I am using a numerical method that involves a matrix $$ Z = X + Y, $$ where $X$ and $Y$ are both symmetric and invertible. The numerical method then proceeds to invert $Z$ for computations.
In practice, it is possible to invert $Z$ and work with it, but there are rare cases where the method blows up. However, it is not clear to me why would $X+Y$ be invertible and under which conditions.
So, under which conditions would $Z$ be invertible? What should I test for?
$-I$ is not positive, so I assume you mean that $X$ and $Y$ are only symmetric and invertible. If both of them are positive definite, then their sum is symmetric positive definite too, hence invertible.

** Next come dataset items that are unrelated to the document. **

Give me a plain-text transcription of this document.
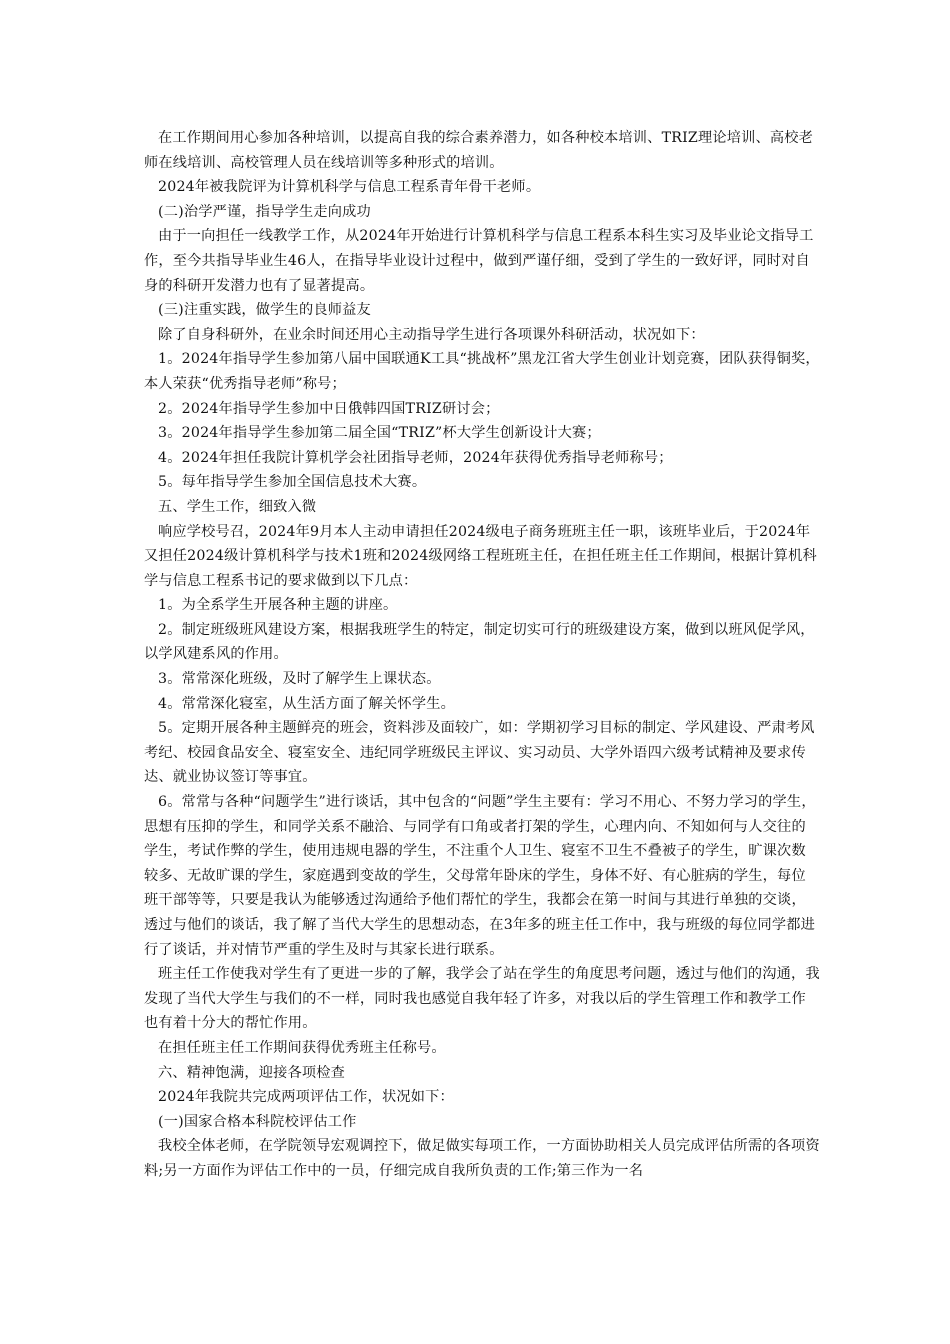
在工作期间用心参加各种培训，以提高自我的综合素养潜力，如各种校本培训、TRIZ理论培训、高校老师在线培训、高校管理人员在线培训等多种形式的培训。

2024年被我院评为计算机科学与信息工程系青年骨干老师。

(二)治学严谨，指导学生走向成功

由于一向担任一线教学工作，从2024年开始进行计算机科学与信息工程系本科生实习及毕业论文指导工作，至今共指导毕业生46人，在指导毕业设计过程中，做到严谨仔细，受到了学生的一致好评，同时对自身的科研开发潜力也有了显著提高。

(三)注重实践，做学生的良师益友

除了自身科研外，在业余时间还用心主动指导学生进行各项课外科研活动，状况如下：

1。2024年指导学生参加第八届中国联通K工具“挑战杯”黑龙江省大学生创业计划竞赛，团队获得铜奖，本人荣获“优秀指导老师”称号；

2。2024年指导学生参加中日俄韩四国TRIZ研讨会；

3。2024年指导学生参加第二届全国“TRIZ”杯大学生创新设计大赛；

4。2024年担任我院计算机学会社团指导老师，2024年获得优秀指导老师称号；

5。每年指导学生参加全国信息技术大赛。

五、学生工作，细致入微

响应学校号召，2024年9月本人主动申请担任2024级电子商务班班主任一职，该班毕业后，于2024年又担任2024级计算机科学与技术1班和2024级网络工程班班主任，在担任班主任工作期间，根据计算机科学与信息工程系书记的要求做到以下几点：

1。为全系学生开展各种主题的讲座。

2。制定班级班风建设方案，根据我班学生的特定，制定切实可行的班级建设方案，做到以班风促学风，以学风建系风的作用。

3。常常深化班级，及时了解学生上课状态。

4。常常深化寝室，从生活方面了解关怀学生。

5。定期开展各种主题鲜亮的班会，资料涉及面较广，如：学期初学习目标的制定、学风建设、严肃考风考纪、校园食品安全、寝室安全、违纪同学班级民主评议、实习动员、大学外语四六级考试精神及要求传达、就业协议签订等事宜。

6。常常与各种“问题学生”进行谈话，其中包含的“问题”学生主要有：学习不用心、不努力学习的学生，思想有压抑的学生，和同学关系不融洽、与同学有口角或者打架的学生，心理内向、不知如何与人交往的学生，考试作弊的学生，使用违规电器的学生，不注重个人卫生、寝室不卫生不叠被子的学生，旷课次数较多、无故旷课的学生，家庭遇到变故的学生，父母常年卧床的学生，身体不好、有心脏病的学生，每位班干部等等，只要是我认为能够透过沟通给予他们帮忙的学生，我都会在第一时间与其进行单独的交谈，透过与他们的谈话，我了解了当代大学生的思想动态，在3年多的班主任工作中，我与班级的每位同学都进行了谈话，并对情节严重的学生及时与其家长进行联系。

班主任工作使我对学生有了更进一步的了解，我学会了站在学生的角度思考问题，透过与他们的沟通，我发现了当代大学生与我们的不一样，同时我也感觉自我年轻了许多，对我以后的学生管理工作和教学工作也有着十分大的帮忙作用。

在担任班主任工作期间获得优秀班主任称号。

六、精神饱满，迎接各项检查

2024年我院共完成两项评估工作，状况如下：

(一)国家合格本科院校评估工作

我校全体老师，在学院领导宏观调控下，做足做实每项工作，一方面协助相关人员完成评估所需的各项资料;另一方面作为评估工作中的一员，仔细完成自我所负责的工作;第三作为一名
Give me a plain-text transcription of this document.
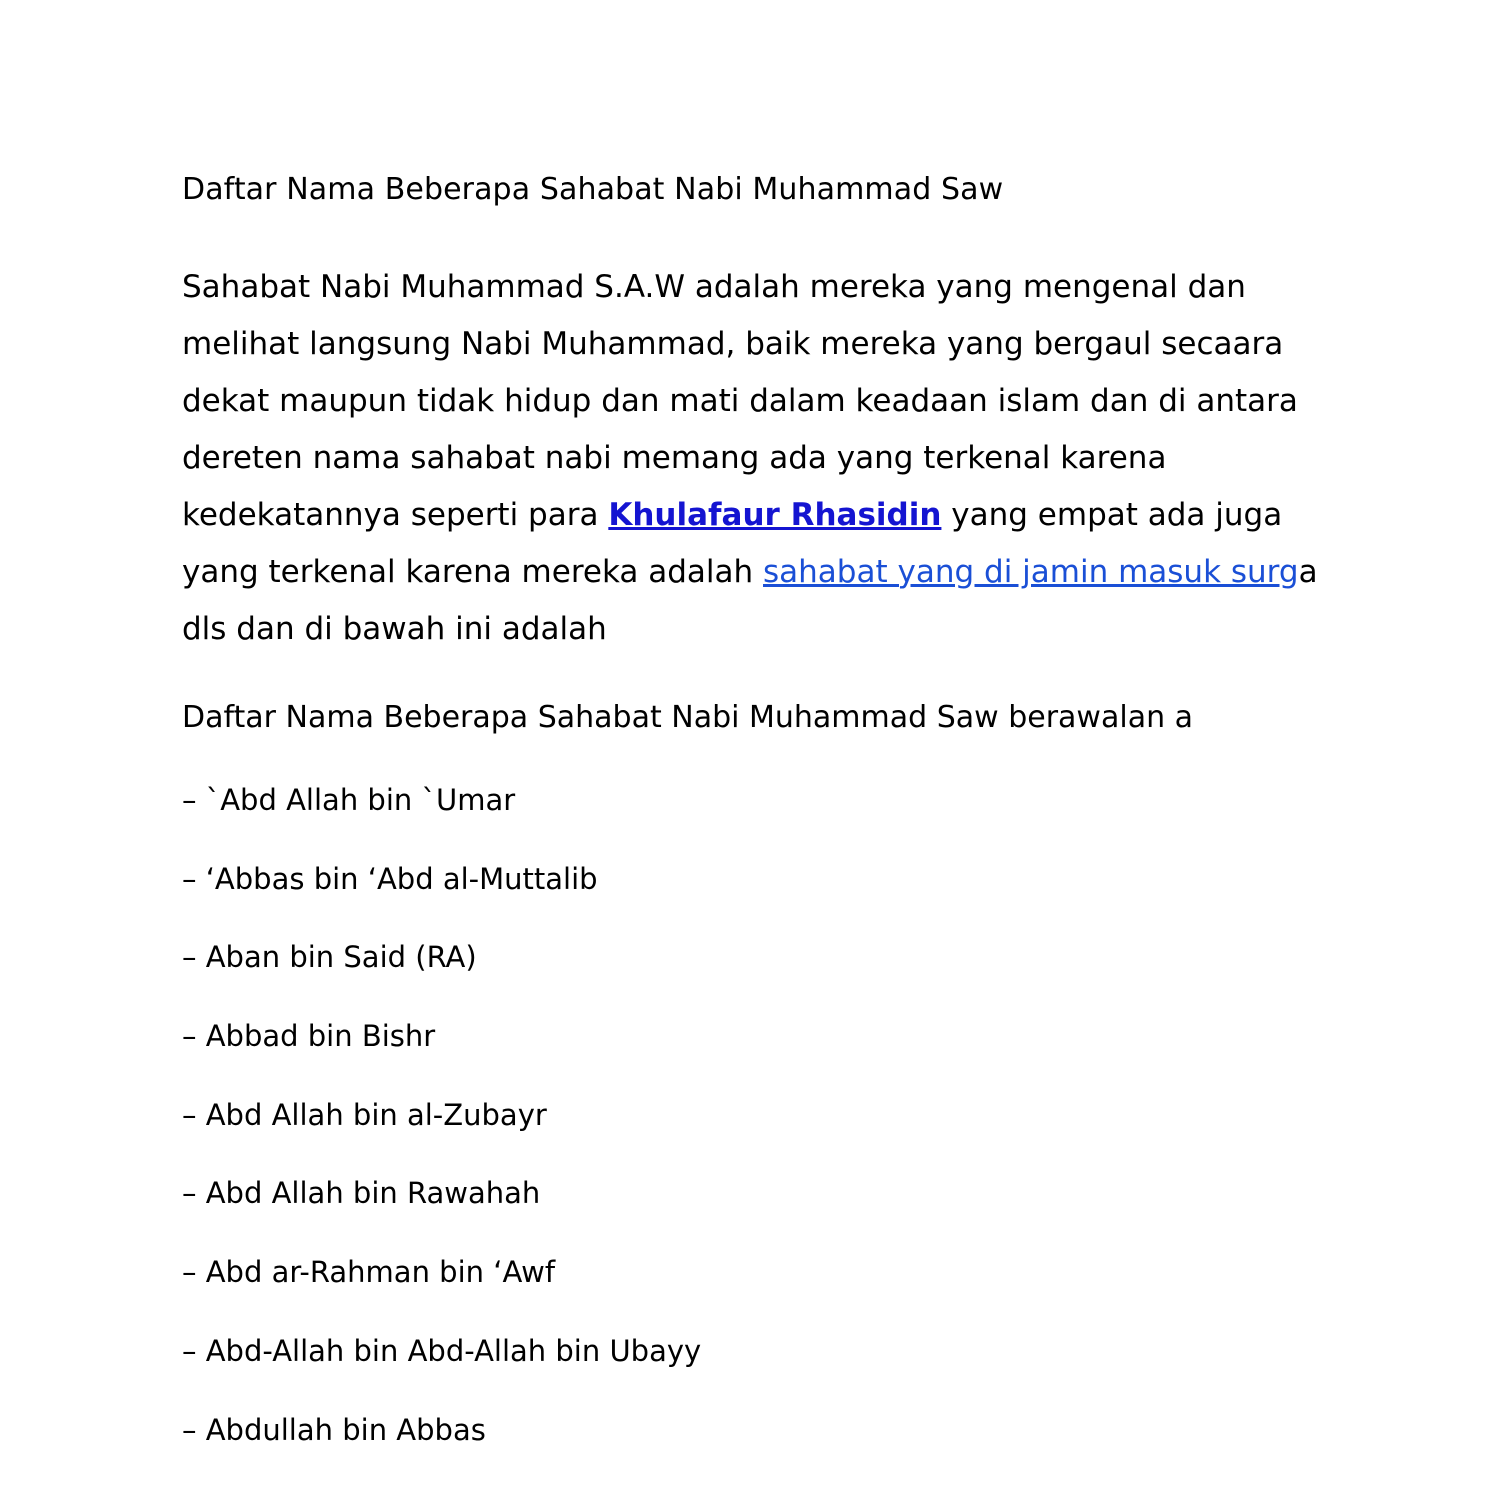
Daftar Nama Beberapa Sahabat Nabi Muhammad Saw

Sahabat Nabi Muhammad S.A.W adalah mereka yang mengenal dan melihat langsung Nabi Muhammad, baik mereka yang bergaul secaara dekat maupun tidak hidup dan mati dalam keadaan islam dan di antara dereten nama sahabat nabi memang ada yang terkenal karena kedekatannya seperti para Khulafaur Rhasidin yang empat ada juga yang terkenal karena mereka adalah sahabat yang di jamin masuk surga dls dan di bawah ini adalah

Daftar Nama Beberapa Sahabat Nabi Muhammad Saw berawalan a

– `Abd Allah bin `Umar
– ‘Abbas bin ‘Abd al-Muttalib
– Aban bin Said (RA)
– Abbad bin Bishr
– Abd Allah bin al-Zubayr
– Abd Allah bin Rawahah
– Abd ar-Rahman bin ‘Awf
– Abd-Allah bin Abd-Allah bin Ubayy
– Abdullah bin Abbas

In the simple case where $X = I$, it is clear that $X + Y$ is invertible if and only if $-1$ is not an eigenvalue of $Y$. Indeed, $\det(I + Y) = (-1)^n\chi_Y(-1)$ where $\chi_Y$ is the characteristic polynomial of $Y$. However, it is not easier to check with a machine if $-1$ is eigenvalue of a given matrix than to check if an other given matrix is invertible. Therefore, in this particular case, you may simply compute $\det(Z)$ and see if it vanishes or not. In the general case, it is even worse, I don't think there is a better way than simply add $X$ and $Y$ and then inverse their sum (when it is possible) like it is any symmetric matrix.
Maybe, you have more information about $X$ and $Y$ and you can find a better method depending on that (do they commute for example ?), but in this general setting, I believe there is no better solution.